If you were an international megacorp that had just emerged into the light, dripping from head to toe in gore after a wave of layoffs that saw over 2,500 people lose their livelihoods following a $69 billion acquisition, what would your first move be?
If you answered 'start eyeing up more acquisitions,' then congratulations, you've got the makings of a CEO in you. In a recent chat with Bloomberg, Microsoft Gaming boss Phil Spencer got bullish about Xbox's health, declaring that "The Xbox business has never been more healthy," even as it transitions from a plain-Jane console maker to a multiplatform dev giant. "The business is performing right now, and I think that means a more healthy future for hardware and the games we build," said Spencer. Hardware like a gaming handheld, perhaps?
But old Phil is after "geographic diversity" in Microsoft's gaming moves. That means he's got his eyes open for more potential acquisitions even as Microsoft is still digesting the absolutely enormous bite that was its purchase of Activision Blizzard last year.
In particular, Microsoft is after any big buys that would let it compete better in the battlefields of mobile and handheld: "We definitely want to be in the market," he said, and if Microsoft can nab people, tech, and companies "that add to what we’re trying to do in gaming at Microsoft, absolutely we will keep our heads up." He stresses there's nothing "imminent," though. Please refrain from dropping your life savings into mobile game stocks.

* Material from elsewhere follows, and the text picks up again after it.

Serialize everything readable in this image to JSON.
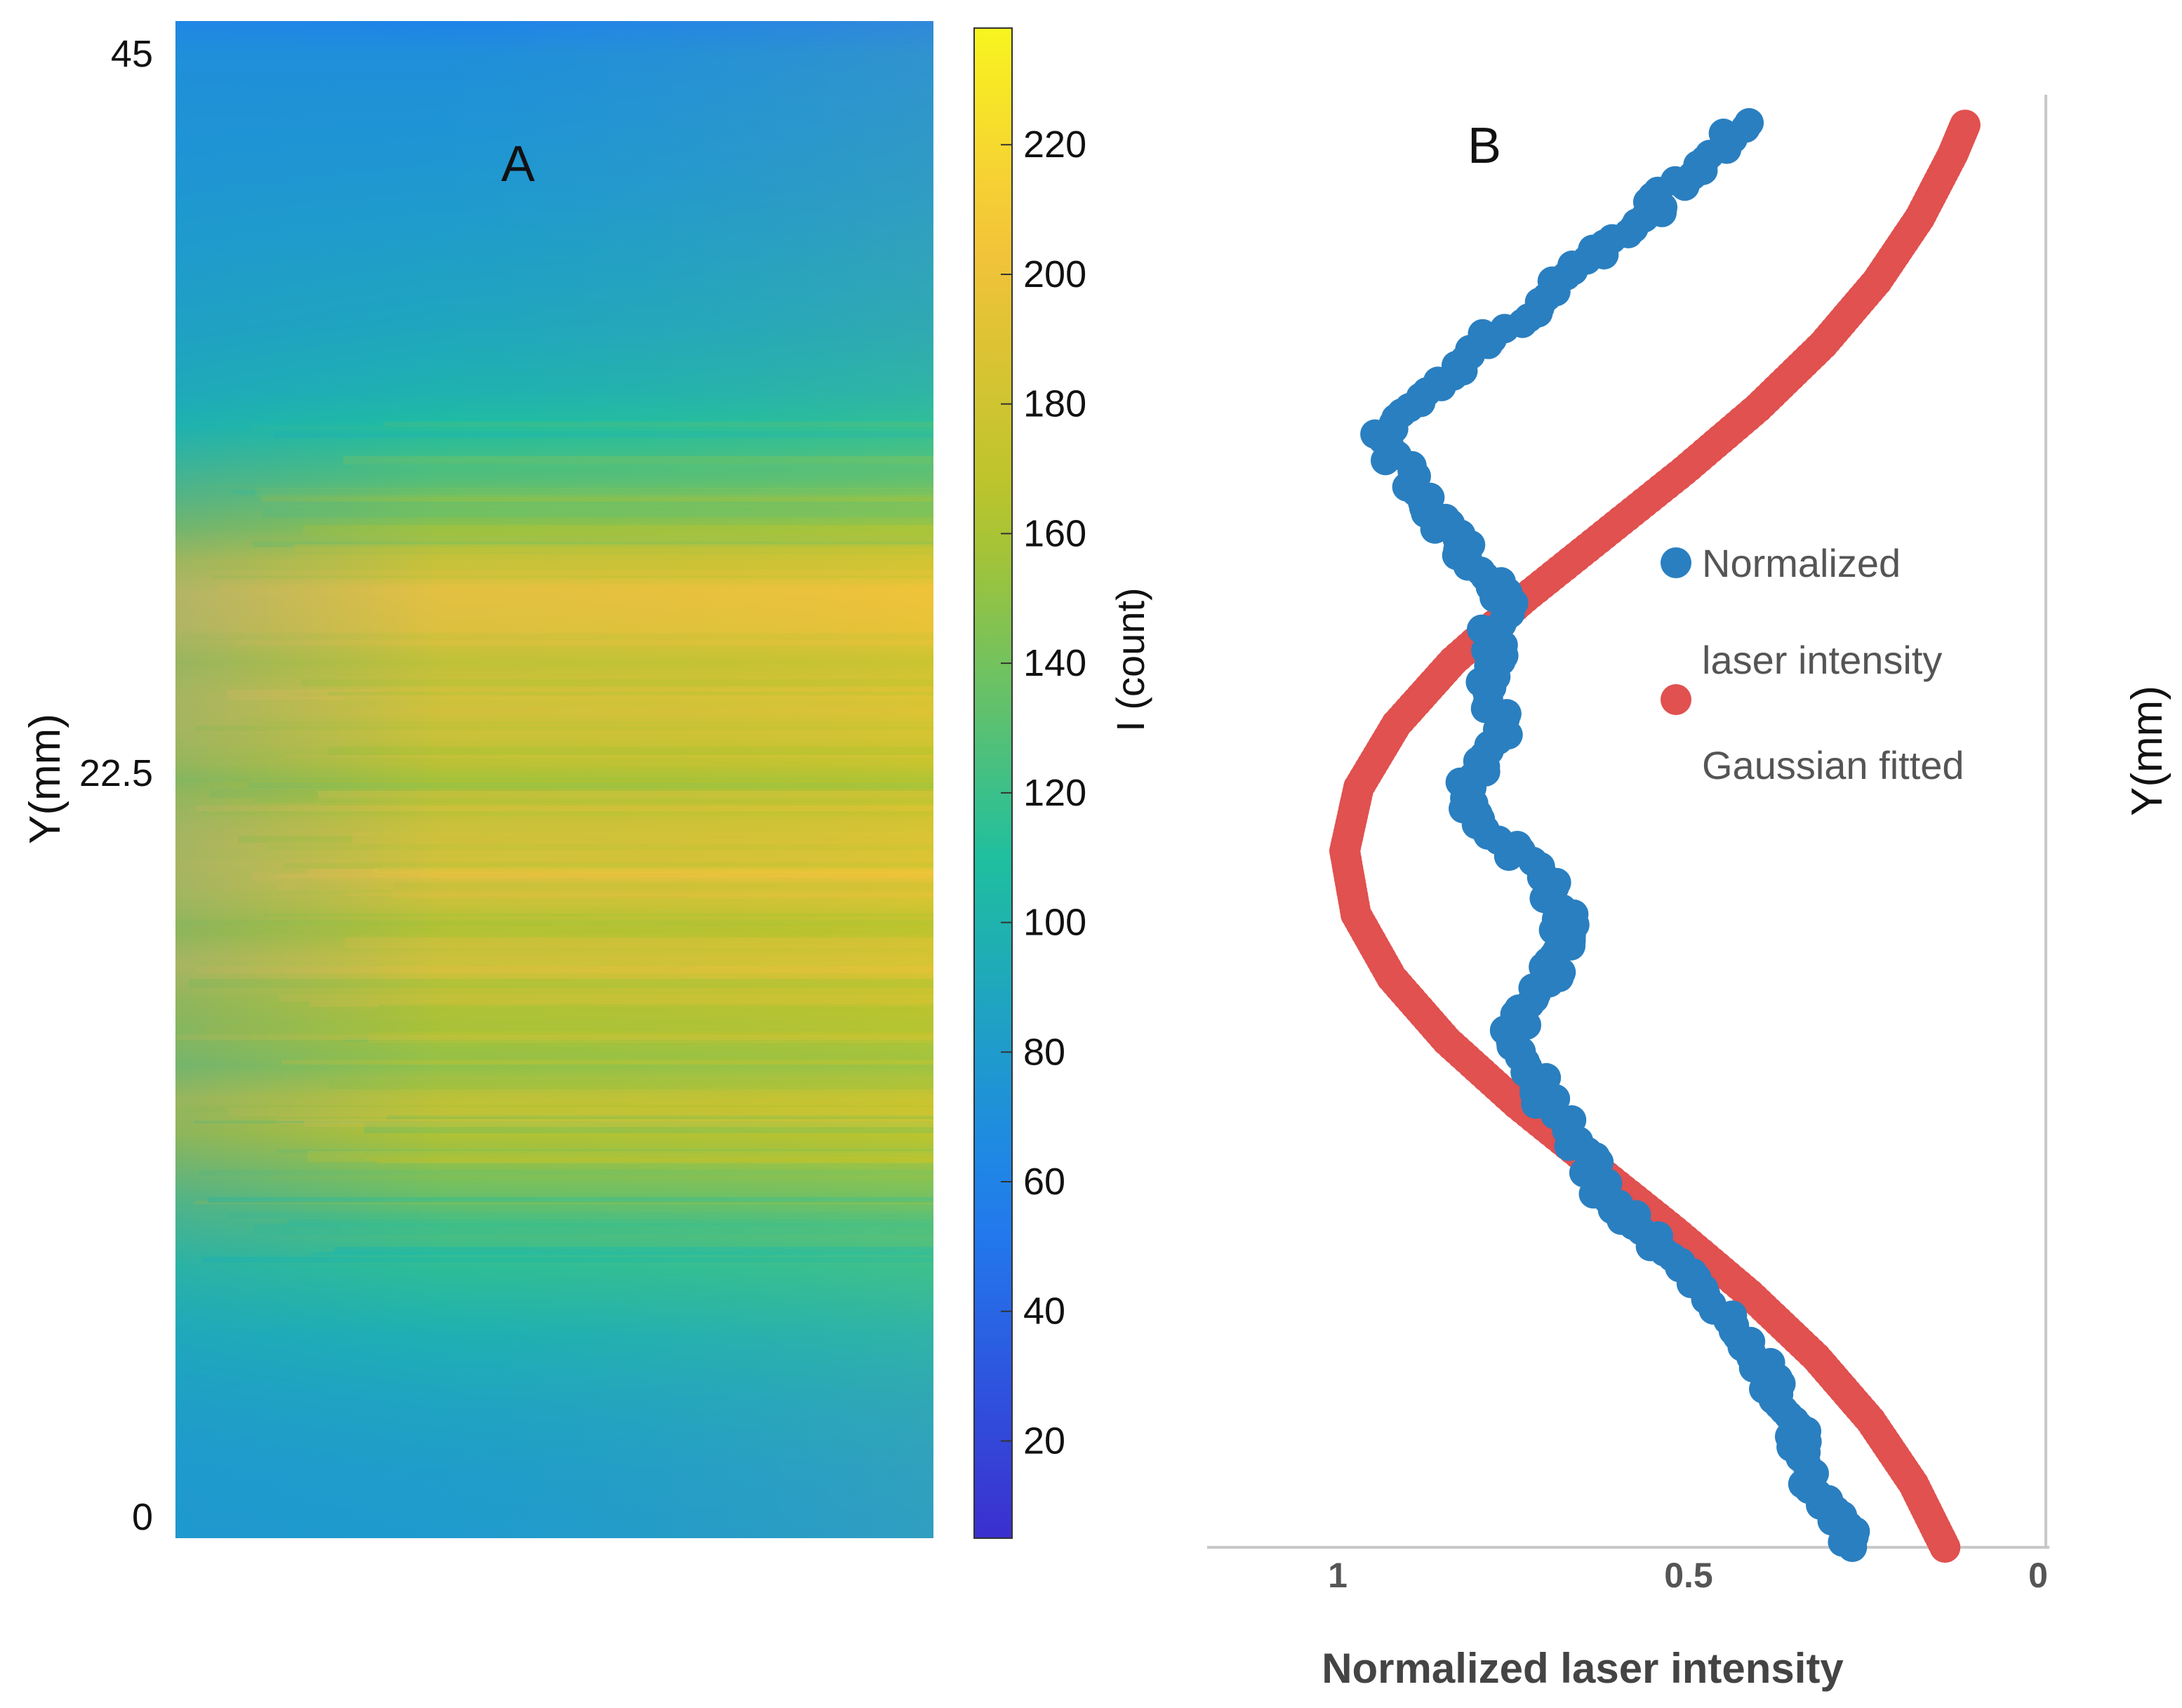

Which is, of course, exactly the kind of thing that enormous corporations do and say all the time. It's how they stay alive. But I can't help but feel like it sure would stick in my craw a bit to see Microsoft execs talking up how incredibly amazing the corp is doing and all the big, expensive moves it's set to make if I were one of the literally thousands of people who had lost my job at the company.
Perhaps that's why I'm not an executive. Either way, it still sounds like Spencer has big ideas about what he wants Xbox to be even after a tumultuous couple of years. That means expanding into mobile games, cloud gaming, and putting more once-upon-a-time exclusives on PlayStation—"I do not see sort of red lines in our portfolio that say 'thou must not [put more games on PlayStation].'"
So Spencer has a spring in his step and stars in his eyes, and it's anybody's guess just how Microsoft's big moves in branching out between the same old humdrum console game will play out. "I feel pretty good about where this industry is going," he told Bloomberg. I wonder if those 2,500+ ex-employees feel the same.